Lydia Tár est avant tout le symbole d’une réussite basée sur le mérite et un travail acharné, que l’on viendra ensuite déconstruire par la porte de son humanité qui ouvre à toutes les dérives qu’une telle position d’hégémonie sur son monde peut apporter. Le film traite, entre autres, de la cancel culture qui sévit (à raison ou à tort selon les cas, mais là n’est pas le sujet et jamais Todd Field ne se place en juge). Il le fait par ce personnage en tant qu’humain et non comme individu genré. Car Lydia est une femme lesbienne puissante qui a usé de sa position pour jeter une emprise sur certaines de ses étudiantes, tout comme la palanquée d’hommes en postures similaires ont pu le faire. Ce choix ne manquera d’ailleurs pas de créer une polémique, les gens montant au créneau sans se poser la question de l’universalité qu’apporte le réalisateur au sujet. Il ne s’agit pas de dire que même les femmes peuvent être des bourreaux, mais plutôt de dire que l’Homme, de par sa nature même, sera toujours sujet à abuser de son pouvoir.
En témoigne d’ailleurs ce choix de tourner le récit comme un thriller, voire un film d’horreur, où Lydia est hantée la nuit par ses victimes (apparitions à peine perceptible d’une silhouette au second plan, bruits étrangers dans l’appartement…). Ses actes la travaille, ce qui empêche au spectateur qui condamne ses actions de la voir comme totalement antipathique, et malgré cela elle perpétue, maladivement, ses méfaits. Comme une démonstration de l’indissociabilité de l’exercice d’un pouvoir quelconque sur des subordonnés de tout débordement moral, une pulsion irrépressible que l’on ne nous demande pas d’excuser mais de comprendre.

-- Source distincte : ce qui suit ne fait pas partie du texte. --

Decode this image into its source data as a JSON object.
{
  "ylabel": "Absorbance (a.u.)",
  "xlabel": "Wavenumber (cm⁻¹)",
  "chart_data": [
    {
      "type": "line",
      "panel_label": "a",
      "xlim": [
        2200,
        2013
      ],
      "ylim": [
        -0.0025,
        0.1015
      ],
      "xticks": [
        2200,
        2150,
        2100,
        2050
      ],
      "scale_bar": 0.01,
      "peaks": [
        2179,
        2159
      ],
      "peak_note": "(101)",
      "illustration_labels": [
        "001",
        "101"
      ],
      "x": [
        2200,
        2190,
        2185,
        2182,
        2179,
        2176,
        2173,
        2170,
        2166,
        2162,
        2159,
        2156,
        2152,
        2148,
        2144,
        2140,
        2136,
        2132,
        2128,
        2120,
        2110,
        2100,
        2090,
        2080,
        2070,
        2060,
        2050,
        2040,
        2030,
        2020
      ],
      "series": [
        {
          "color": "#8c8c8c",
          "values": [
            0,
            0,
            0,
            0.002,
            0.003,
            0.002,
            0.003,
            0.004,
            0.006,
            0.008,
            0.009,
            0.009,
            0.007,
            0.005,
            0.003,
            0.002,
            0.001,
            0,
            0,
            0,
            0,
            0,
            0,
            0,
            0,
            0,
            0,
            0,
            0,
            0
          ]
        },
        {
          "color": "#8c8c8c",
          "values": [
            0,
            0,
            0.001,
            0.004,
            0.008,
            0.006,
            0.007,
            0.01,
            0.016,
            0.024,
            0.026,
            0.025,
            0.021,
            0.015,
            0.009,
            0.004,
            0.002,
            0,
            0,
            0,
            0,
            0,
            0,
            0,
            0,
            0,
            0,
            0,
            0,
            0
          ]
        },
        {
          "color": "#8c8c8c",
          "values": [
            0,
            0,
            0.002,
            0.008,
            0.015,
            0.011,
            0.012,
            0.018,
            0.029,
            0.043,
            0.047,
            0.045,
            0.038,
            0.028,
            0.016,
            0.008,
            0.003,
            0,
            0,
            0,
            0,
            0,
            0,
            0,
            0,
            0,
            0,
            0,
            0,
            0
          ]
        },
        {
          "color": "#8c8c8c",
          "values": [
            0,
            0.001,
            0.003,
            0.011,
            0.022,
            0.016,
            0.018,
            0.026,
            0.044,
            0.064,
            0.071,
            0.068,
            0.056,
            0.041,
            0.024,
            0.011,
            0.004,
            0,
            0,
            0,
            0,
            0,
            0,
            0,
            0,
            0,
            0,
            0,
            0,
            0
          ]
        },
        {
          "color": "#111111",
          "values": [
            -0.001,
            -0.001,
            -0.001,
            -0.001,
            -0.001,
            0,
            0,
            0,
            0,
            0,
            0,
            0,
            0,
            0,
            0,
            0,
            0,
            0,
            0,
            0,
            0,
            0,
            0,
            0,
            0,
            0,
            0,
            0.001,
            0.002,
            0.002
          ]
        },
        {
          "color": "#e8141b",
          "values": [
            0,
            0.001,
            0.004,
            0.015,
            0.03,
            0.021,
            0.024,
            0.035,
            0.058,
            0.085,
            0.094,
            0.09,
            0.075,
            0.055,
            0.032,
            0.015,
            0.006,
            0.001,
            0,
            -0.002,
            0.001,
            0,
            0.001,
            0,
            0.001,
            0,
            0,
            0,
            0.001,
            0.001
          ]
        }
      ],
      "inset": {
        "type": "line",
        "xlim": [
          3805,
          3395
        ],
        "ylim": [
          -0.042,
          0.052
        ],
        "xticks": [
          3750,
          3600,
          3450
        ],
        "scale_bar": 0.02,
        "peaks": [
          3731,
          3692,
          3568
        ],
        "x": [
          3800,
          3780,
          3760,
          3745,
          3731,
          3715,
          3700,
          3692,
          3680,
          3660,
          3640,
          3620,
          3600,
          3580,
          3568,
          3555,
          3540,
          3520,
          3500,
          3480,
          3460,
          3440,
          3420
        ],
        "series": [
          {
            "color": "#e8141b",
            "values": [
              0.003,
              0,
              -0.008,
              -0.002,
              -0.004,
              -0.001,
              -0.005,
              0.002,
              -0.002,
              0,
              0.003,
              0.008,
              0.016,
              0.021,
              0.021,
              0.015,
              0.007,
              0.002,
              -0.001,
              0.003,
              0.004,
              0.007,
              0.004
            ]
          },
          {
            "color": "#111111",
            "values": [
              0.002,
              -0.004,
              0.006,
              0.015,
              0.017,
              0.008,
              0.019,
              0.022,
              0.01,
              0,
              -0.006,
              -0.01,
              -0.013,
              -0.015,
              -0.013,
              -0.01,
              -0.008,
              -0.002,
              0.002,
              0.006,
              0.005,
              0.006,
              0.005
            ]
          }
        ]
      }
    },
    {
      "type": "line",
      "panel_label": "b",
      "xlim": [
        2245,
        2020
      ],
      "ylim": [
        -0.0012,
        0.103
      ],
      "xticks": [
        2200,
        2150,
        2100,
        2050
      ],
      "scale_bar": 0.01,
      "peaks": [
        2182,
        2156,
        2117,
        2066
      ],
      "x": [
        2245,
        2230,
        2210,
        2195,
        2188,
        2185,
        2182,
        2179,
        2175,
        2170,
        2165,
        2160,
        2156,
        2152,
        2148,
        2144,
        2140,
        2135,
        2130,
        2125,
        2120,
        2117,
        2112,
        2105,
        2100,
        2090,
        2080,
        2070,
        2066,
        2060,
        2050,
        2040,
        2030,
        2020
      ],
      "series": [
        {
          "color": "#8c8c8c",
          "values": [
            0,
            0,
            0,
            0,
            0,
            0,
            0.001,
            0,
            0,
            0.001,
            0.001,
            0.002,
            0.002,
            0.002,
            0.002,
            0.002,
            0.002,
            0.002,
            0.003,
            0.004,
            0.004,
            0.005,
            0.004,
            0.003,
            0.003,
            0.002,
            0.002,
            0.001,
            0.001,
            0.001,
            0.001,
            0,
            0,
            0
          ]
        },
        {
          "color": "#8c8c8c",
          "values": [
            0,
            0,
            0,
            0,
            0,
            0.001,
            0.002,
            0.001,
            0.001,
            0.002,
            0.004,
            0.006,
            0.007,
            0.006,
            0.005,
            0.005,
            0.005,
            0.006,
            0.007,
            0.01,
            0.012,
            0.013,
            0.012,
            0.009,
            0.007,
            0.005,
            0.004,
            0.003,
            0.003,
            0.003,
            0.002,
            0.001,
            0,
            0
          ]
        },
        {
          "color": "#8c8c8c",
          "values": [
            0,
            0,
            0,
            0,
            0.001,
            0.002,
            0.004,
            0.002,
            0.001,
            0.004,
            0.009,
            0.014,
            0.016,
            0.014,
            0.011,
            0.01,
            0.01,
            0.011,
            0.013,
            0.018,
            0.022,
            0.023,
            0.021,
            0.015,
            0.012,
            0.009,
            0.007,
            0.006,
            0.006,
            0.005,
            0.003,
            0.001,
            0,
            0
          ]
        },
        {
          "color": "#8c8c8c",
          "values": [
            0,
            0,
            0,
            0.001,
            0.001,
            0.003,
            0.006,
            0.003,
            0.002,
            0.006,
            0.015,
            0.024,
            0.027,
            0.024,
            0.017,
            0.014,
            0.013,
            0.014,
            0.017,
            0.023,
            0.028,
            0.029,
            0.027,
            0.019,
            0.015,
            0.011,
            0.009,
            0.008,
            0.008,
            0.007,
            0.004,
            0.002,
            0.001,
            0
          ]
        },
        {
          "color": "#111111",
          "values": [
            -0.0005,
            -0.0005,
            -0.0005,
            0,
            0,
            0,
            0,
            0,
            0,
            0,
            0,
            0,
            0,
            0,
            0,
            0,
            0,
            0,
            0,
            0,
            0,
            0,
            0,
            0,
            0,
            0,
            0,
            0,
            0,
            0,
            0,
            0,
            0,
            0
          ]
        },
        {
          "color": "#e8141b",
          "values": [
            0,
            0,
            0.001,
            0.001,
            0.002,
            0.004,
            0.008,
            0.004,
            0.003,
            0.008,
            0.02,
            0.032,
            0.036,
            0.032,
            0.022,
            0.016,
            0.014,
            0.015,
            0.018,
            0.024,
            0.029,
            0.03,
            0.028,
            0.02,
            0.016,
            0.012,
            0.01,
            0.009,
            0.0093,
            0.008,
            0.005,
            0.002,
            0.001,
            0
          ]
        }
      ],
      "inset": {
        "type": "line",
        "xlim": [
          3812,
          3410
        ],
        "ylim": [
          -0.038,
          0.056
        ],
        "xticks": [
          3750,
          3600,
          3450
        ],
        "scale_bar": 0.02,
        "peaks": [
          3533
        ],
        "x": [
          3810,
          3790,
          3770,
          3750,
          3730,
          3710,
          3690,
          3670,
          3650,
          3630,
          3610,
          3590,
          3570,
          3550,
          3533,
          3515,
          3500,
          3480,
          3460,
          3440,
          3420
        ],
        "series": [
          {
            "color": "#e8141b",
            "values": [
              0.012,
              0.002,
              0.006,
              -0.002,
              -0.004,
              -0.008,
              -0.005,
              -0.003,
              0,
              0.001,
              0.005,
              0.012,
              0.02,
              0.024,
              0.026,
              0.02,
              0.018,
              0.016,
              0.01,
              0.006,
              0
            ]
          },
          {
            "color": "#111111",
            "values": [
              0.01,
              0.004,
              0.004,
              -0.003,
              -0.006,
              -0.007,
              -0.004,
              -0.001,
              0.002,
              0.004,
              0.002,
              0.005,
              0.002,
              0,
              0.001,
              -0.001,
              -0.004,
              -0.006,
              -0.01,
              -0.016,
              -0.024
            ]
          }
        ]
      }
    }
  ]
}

En parallèle de cet odieux parcours, dont toutes les étapes sont parfaites dans la nuance de jeu de Blanchett, le cinéaste s’attaque également à la vindicte populaire qui est monnaie courante dans notre société en plein bouleversement #MeToo. Car si Tár est coupable, le spectateur le sait, rien ne le prouve aux yeux du public diégétique. Le brillant discours à l’université de la maestro sur la séparation de l’oeuvre et de l’artiste, de l’erreur qu’est de juger un individu d’une époque révolue à l’aune des standards sociétaux actuels, sans fondement autre qu’un à priori sur des faits qui ne peuvent être prouvés, fait mouche. Mais voilà, ce discours a été filmé, monté, et sert de petit bois au bûcher qui se prépare. Une pièce factice de désinformation qui vient appuyer une accusation basée sur des faits concrets, quitte à décrédibiliser l’argumentaire. Une dérive des masses qui vient contrecarrer les avancements sociaux par une politique de “culpabilité jusqu’à preuve du contraire” et d’une fin qui justifierait les moyens. Une autre forme de maladie, une fièvre contre-productive.
Sur le papier TÁR est une œuvre fascinante, à l’articulation du discours profondément bien menée, et à l’interprétation qui rappelle le talent sans conteste de l’actrice australienne. Malheureusement, alors que les films retraçant des vies sur près de trois heures suivent en général le schéma classique du “Rise and Fall” (Goodfellas, Scarface, Babylon…), TÁR démarre là où les autres ont déjà passé la ligne médiane, ne proposant que la chute. Pas une tare en soit. Mais sur une telle durée, il est inévitable que certaines longueurs viennent s’installer, de par la redondance des illustrations affichées. Rien d’extrêmement dommageable, mais suffisamment pour amoindrir l’appréciation globale d’un film autrement passionnant et maîtrisé.